Saturday, November 12, 2011

A legend in my own mind...

A NZ children's author, much awarded (here and overseas) and much published (same) had their name transformed and gender switched on air recently. Ever since I heard it it has been bugging me. After an initial giggle (sorry mate) my thoughts quickly descended to 'what do you have to do around here to get some recognition'. I understand if my name is mangled - its a tricky name - it can be a challenge even for people who've known me a long time. But I was a bit shocked that this person's name wasn't better known. At least enough to be the right sex. If you have a flair for rugby your name is soon the topic of discussion around the breakfast table. If your face is on the TV during peak viewing it is an easy side step to print media. And bad behaviour seems the most effective PR of all and, as Paul Henry can confirm, the equivalent of a winning lottery ticket. If it was just about being good at what you do then I could understand that. If it was about building your reputation then that would be something to aim for. But these don't seem to be sufficient for writers of children's literature in NZ. And many of the NZ writers for children that I know regularly do the promotional equivalent of a marathon and try all sorts of gymnastic contortions to get their names out there. When I do school visits I often ask children if they know some NZ authors and illustrators and I'm saddened at their response. No Roald Dahl is not a kiwi. They often ask me if I draw as well as write and when I say that I don't, I ask them for the names of some NZers who do. What's the world coming to if they don't know Lynley Dodd or Gavin Bishop or Pamela Allen? And what about Ruth Paul and Donovan Bixley?When they ask me if I'm friends with other authors and I smile and say of course and tell them who, they stare blankly at me. Surely the sign of a healthy society is not only clothed and fed and educated children, but also a society that recognizes the names of their writers and illustrators for children. They know the names of children's writers from other countries, whether recent or not. The music industry has managed to raise its profile, but that took a government required quota system. Do children in other countries know the names of their children's writers? Do you know who Mo Willems and Ian Falconer and Lauren Child are?

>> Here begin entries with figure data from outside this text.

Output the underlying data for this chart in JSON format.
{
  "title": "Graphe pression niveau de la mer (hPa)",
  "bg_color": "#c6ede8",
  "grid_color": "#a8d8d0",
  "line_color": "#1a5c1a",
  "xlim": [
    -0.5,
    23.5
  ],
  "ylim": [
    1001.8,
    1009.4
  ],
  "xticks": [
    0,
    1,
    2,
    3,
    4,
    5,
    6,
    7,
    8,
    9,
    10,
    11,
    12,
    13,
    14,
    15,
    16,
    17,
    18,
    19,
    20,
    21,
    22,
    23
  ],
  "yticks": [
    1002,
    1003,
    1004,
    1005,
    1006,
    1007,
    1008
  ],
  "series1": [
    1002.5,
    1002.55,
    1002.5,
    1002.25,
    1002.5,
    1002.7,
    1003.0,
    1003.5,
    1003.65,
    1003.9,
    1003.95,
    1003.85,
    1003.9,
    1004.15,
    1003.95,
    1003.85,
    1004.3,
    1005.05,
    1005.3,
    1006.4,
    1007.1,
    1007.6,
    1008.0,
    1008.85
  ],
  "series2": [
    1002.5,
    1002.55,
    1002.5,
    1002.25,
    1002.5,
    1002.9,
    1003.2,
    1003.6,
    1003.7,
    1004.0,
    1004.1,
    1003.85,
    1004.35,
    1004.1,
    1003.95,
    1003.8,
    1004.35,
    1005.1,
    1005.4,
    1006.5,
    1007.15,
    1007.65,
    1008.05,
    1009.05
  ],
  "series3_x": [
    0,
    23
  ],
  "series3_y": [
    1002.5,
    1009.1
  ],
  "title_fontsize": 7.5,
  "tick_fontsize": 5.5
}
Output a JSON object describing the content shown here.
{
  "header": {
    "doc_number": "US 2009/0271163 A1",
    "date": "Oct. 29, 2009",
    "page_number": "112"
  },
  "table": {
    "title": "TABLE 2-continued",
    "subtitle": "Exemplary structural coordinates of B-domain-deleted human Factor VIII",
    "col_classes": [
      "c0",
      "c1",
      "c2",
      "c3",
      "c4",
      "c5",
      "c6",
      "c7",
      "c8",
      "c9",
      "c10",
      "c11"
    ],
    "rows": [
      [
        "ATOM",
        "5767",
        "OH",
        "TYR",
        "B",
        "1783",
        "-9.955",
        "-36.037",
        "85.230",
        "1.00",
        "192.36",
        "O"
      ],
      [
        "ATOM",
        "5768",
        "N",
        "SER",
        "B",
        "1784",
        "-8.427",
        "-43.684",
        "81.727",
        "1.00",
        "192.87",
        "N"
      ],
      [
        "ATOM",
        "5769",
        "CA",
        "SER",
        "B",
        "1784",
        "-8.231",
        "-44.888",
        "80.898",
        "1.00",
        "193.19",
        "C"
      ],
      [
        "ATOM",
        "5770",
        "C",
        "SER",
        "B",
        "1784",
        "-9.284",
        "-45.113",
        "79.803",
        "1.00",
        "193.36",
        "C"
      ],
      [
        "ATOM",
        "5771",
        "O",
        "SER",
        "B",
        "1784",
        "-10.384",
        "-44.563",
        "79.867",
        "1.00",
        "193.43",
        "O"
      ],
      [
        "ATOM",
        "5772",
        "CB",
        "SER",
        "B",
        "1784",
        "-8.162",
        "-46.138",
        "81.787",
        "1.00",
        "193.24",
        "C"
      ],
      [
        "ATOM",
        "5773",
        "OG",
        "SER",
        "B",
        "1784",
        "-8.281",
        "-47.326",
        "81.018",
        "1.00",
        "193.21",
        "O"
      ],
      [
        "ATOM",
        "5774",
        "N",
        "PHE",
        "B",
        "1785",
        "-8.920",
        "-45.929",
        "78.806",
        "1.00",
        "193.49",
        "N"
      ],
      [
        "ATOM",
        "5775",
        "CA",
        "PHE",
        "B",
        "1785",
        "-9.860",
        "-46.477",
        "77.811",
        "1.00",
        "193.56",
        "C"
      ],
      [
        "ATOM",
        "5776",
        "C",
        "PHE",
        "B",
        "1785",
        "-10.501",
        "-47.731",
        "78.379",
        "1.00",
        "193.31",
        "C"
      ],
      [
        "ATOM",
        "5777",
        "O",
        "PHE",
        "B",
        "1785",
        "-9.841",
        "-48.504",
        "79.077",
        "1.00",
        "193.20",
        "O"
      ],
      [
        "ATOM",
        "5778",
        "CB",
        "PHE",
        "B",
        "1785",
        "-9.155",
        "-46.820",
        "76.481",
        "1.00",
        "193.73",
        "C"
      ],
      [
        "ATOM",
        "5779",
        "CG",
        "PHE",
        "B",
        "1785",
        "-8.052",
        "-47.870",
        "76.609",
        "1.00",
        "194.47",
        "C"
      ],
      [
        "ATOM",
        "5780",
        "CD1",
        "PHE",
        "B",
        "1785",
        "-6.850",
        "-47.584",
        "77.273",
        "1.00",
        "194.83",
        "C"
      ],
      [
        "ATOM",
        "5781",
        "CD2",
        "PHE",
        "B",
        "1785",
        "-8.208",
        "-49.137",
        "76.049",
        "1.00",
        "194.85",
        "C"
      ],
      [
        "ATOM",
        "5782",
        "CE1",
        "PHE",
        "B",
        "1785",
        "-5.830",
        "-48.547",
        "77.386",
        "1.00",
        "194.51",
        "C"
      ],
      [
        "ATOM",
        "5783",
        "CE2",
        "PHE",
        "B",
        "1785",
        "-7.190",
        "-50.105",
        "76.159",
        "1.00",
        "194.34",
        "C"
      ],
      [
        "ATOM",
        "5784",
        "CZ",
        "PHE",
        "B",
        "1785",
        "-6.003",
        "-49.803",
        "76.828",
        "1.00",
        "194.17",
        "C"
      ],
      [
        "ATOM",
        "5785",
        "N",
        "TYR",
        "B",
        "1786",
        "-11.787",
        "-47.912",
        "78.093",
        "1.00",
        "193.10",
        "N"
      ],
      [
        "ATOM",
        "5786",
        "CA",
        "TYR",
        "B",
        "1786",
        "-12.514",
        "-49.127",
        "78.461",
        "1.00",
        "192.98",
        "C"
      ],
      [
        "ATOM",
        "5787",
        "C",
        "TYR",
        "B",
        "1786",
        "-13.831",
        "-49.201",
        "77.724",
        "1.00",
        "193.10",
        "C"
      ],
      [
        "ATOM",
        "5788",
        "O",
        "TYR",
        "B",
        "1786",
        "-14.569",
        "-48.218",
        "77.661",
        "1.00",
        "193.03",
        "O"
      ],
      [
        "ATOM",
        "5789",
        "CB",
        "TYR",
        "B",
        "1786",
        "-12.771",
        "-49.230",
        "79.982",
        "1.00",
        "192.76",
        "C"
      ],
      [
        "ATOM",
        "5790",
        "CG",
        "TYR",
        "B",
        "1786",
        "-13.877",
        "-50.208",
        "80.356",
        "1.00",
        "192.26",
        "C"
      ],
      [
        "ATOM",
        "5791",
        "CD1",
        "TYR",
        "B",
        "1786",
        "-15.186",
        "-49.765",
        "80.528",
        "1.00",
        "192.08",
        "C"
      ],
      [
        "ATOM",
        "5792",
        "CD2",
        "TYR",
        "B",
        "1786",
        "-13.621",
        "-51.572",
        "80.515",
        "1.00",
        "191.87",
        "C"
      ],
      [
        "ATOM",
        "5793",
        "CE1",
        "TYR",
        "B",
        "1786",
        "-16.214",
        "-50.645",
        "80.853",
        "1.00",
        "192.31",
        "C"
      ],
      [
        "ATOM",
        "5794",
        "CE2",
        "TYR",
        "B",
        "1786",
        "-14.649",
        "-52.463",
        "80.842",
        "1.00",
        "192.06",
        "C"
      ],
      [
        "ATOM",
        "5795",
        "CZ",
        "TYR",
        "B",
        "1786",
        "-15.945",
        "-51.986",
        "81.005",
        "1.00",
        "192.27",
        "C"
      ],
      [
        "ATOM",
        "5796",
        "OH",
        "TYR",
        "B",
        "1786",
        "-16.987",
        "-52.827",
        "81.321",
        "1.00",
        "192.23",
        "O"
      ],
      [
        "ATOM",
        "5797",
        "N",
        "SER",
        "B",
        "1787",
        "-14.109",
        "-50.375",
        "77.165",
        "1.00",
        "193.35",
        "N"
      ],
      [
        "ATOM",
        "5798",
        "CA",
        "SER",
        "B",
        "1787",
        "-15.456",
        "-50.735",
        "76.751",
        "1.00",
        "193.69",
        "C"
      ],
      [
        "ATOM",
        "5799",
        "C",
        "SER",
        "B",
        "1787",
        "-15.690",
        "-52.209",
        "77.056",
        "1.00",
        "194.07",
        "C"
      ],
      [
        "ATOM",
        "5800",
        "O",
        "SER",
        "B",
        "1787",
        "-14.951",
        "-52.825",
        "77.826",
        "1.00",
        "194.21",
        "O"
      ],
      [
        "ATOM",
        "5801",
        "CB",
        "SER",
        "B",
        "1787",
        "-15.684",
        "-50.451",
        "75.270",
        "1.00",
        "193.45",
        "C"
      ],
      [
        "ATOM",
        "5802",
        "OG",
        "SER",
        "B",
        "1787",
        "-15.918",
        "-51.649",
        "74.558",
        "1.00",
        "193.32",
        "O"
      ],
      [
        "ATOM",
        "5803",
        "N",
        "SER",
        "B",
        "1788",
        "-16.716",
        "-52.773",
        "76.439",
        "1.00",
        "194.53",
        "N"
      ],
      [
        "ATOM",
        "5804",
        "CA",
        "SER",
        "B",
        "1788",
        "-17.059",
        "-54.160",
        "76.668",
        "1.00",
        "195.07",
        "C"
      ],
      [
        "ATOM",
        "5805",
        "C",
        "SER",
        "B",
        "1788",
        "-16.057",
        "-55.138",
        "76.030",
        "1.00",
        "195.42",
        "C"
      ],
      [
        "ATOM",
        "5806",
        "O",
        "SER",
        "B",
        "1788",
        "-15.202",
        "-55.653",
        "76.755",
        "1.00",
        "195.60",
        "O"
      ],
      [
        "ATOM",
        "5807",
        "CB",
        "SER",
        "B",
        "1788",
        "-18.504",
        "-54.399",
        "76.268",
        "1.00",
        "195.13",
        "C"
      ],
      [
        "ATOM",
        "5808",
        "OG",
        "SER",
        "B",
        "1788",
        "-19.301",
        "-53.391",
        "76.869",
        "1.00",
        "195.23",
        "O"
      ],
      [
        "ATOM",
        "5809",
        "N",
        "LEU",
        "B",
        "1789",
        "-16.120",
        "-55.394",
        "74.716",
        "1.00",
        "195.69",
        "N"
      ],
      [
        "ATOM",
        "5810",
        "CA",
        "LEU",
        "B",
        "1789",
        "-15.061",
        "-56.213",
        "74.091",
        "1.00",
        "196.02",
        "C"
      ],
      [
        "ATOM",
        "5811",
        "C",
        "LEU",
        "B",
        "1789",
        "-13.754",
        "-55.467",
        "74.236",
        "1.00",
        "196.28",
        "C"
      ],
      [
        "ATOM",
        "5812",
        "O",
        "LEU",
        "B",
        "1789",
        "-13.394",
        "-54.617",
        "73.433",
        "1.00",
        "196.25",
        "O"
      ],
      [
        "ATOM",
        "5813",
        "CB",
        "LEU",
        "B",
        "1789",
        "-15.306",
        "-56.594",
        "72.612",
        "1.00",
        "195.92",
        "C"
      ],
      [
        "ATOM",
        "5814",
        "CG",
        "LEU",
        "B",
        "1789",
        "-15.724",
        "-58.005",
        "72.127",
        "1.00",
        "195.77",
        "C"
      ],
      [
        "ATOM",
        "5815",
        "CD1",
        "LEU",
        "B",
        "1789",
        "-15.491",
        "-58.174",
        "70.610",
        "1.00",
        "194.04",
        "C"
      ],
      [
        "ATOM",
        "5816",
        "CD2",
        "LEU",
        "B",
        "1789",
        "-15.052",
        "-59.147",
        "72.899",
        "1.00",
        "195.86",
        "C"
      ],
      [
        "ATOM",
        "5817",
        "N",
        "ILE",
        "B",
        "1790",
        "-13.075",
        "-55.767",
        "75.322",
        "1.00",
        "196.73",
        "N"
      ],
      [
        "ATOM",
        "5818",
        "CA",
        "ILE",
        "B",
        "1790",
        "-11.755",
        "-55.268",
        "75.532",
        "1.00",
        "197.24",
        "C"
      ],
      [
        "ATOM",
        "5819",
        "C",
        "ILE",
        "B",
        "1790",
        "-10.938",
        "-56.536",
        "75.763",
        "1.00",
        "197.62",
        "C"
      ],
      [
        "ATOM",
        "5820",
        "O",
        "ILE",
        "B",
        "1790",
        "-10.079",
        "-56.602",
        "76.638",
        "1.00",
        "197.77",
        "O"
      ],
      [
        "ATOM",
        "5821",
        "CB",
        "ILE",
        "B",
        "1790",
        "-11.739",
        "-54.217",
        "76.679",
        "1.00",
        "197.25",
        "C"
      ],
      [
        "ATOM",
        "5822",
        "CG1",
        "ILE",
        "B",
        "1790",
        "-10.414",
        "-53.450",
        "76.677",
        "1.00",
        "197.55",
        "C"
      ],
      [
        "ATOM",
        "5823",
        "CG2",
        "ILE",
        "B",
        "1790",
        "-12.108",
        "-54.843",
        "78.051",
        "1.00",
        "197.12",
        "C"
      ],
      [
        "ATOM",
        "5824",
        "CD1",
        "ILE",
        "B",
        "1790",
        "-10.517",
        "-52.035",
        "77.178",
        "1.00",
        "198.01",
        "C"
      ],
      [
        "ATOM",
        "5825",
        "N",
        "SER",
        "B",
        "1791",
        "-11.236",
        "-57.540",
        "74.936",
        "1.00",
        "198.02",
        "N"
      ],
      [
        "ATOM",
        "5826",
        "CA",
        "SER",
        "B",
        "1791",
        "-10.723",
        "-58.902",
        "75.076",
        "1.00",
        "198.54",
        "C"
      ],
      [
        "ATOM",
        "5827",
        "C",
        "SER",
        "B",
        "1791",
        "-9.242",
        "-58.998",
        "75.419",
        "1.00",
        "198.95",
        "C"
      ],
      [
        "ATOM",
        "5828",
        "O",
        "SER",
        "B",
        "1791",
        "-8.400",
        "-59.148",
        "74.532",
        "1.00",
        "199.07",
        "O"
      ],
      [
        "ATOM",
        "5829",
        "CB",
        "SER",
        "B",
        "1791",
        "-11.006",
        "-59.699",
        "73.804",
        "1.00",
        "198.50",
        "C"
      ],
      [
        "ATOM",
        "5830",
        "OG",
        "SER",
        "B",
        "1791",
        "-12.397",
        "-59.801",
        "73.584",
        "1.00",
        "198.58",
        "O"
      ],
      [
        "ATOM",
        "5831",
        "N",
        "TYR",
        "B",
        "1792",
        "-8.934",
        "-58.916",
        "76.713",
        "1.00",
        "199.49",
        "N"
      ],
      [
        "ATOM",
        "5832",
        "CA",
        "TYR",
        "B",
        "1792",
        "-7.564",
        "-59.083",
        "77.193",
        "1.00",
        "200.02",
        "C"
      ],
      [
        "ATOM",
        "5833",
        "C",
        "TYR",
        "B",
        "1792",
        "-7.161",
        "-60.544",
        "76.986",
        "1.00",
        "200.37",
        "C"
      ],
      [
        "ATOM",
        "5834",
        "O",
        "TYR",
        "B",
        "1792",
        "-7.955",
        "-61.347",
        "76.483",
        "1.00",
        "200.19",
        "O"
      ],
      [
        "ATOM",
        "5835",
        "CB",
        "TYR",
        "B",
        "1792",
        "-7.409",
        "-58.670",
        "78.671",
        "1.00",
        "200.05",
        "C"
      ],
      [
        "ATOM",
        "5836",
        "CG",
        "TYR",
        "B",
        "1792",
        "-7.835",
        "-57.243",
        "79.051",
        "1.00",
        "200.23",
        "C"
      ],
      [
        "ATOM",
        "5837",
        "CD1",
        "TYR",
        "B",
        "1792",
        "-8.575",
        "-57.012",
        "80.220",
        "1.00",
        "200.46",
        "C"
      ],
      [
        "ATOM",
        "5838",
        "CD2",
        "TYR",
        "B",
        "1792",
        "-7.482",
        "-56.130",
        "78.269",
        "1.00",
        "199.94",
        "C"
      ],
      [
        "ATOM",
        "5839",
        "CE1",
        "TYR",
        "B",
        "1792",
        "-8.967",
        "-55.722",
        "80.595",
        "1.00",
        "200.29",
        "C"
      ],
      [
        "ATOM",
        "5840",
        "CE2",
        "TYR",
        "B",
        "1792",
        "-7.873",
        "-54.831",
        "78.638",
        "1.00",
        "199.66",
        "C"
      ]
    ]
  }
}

I guess this example illustrates that our efforts, no matter how strenuous, aren't working. We need some help. Any suggestions?

UPDATE - okay as my SO pointed out, books are often known by their titles or main characters, especially amongst children. Hairy McLairy, or Maori Legends, or the Wheels on the Bus would be remembered before the people behind them are. I don't think this is a complete rationale or excuse though. Is there ever a teaching focus on NZ writers in primary schools? Is it in the curriculum? I would love to know.

UPDATE 2.0 - of course the more I think about it, the more I have to acknowledge how much name recognition is about branding. I get branding. However while I pursue branding on the one hand, for me I make the whole issue so much more complicated for myself by not having a series or sticking to one style/genre/age group. I can't assume that readers who like my short stories or my picture books will necessarily graduate to my longer works. And I have contemporary and historical time slip and my picture books are all stand alones and do I need to build name recognition for each one? Okay I'm tired just thinking about it - I'm off to have a lie down and a cup of tea and then work on my next novel which is completely different to anything that has come before - sigh. 

1 comment:

Old Kitty said...

You got me thinking now. Cos I love The Gruffalo but offhand and without googling - I can't tell you who wrote it! LOL!! But I know Jacqueline Wilson and JK Rowling! LOL!

Sorry don't think this post is helping but I have a feeling the media reporting has a lot to do about name recognition. I know celeb's names only because they are written about everyday, in ever newspaper in every magazine in the news, on tv etc.etc. infinitum. And we are talking children here and in this day and age - TV/internet is king and queen and unless authors' names are mentioned here everyday, the kids just won't know. I think so anyway! And unless their books have been made into films/tv series/toys - something visual - there's even less chance of name recognition. Now off I go to google the Gruffalo!